Aktivitas perdagangan di Pasar Poso terus mengg eliat. Bersatunya pedagang Muslim dan Kristen di Pasar Poso pasca konflik agama mengakibatkan harga mulai stabil.

Oleh Ester Lince Napitupulu

Kekerasan tak lagi ingin diberi tempat di bumi Poso. Konflik berlatar belakang agama yang meluluhlantakkan persaudaraan warga Muslim-Kristen tak lagi diungkit-ungkit. Yang diinginkan hanyalah harmoni yang kini telah terajut abadi.

Jejak-jejak kerusuhan di sejumlah tempat di Poso, Sulawesi Tengah, yang terjadi mulai pengujung 1998 hingga 2006 itu hampir tak lagi berbekas dalam keseharian warga. Memang masih ada sisa-sisa bangunan rumah ibadah dan rumah penduduk yang hancur akibat kerusuhan, tetapi itu dianggap sebagai masa lalu yang harus ditutup.

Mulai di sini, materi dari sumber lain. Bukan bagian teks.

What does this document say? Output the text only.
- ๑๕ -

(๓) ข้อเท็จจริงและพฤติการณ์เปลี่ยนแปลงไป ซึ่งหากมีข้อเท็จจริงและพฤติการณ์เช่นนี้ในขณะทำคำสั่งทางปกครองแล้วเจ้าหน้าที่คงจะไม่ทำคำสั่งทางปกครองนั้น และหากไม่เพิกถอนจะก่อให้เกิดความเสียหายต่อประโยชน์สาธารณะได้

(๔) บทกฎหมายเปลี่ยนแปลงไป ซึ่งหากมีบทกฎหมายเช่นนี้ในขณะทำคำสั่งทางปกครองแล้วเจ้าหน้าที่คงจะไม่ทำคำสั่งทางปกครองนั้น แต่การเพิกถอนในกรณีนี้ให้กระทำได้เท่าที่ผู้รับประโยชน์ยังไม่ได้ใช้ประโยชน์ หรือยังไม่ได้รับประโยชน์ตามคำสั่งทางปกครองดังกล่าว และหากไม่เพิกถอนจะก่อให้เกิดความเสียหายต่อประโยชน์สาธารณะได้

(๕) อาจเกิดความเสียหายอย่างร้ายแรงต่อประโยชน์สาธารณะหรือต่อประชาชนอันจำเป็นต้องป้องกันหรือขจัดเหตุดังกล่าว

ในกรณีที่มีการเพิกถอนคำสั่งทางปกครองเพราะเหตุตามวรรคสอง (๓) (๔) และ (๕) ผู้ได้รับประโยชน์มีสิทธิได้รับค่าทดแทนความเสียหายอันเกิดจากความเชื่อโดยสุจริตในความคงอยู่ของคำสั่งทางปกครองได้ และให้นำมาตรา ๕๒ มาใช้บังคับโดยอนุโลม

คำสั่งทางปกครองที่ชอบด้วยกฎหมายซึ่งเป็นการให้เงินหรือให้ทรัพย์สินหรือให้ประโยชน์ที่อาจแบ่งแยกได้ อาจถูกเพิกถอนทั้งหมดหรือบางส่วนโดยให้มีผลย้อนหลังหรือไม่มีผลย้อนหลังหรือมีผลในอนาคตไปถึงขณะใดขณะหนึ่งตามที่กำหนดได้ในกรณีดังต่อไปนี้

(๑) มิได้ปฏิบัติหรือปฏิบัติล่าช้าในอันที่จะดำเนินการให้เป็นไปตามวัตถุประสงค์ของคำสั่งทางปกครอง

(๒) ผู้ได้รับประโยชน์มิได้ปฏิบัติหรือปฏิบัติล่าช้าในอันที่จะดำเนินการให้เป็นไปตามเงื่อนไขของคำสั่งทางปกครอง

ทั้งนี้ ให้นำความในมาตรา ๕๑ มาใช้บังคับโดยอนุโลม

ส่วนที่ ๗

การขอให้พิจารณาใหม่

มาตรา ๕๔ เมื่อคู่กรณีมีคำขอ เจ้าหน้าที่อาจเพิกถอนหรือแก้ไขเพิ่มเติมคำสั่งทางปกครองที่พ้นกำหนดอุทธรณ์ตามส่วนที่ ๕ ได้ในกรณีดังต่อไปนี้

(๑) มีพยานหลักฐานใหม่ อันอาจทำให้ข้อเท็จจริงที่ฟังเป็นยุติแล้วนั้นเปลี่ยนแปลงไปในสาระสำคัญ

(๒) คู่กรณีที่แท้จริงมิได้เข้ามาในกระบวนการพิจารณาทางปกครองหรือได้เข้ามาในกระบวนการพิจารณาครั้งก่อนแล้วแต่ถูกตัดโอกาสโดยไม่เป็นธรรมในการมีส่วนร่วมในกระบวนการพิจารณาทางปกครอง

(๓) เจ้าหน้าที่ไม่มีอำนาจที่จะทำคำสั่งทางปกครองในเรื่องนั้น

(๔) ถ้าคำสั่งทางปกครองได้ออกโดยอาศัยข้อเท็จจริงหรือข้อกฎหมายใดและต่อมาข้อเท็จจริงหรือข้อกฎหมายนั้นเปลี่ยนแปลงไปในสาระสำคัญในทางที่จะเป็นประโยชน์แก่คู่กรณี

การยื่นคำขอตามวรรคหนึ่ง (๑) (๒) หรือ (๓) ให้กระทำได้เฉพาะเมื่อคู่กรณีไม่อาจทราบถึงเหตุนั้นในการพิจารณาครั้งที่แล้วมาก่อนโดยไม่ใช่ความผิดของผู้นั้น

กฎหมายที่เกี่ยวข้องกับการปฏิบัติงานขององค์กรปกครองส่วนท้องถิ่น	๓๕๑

Harmoni yang telah kembali itu sungguh terasa bermakna. Komunitas Kristen dan Muslim pada akhirnya sadar bahwa mereka bersaudara. Kekerabatan yang membuat mereka menikmati lese tuwu mombepomawa alias damai itu indah tak seharusnya tercabik-cabik.

”Dalam satu keluarga di sini ada yang Islam, ada yang Kristen. Kami jadi satu keluarga karena perkawinan. Jadi, untuk apa baku berkelahi,” ujar Bujalino, Sekretaris Desa Sangira, Kecamatan Tentena, Poso.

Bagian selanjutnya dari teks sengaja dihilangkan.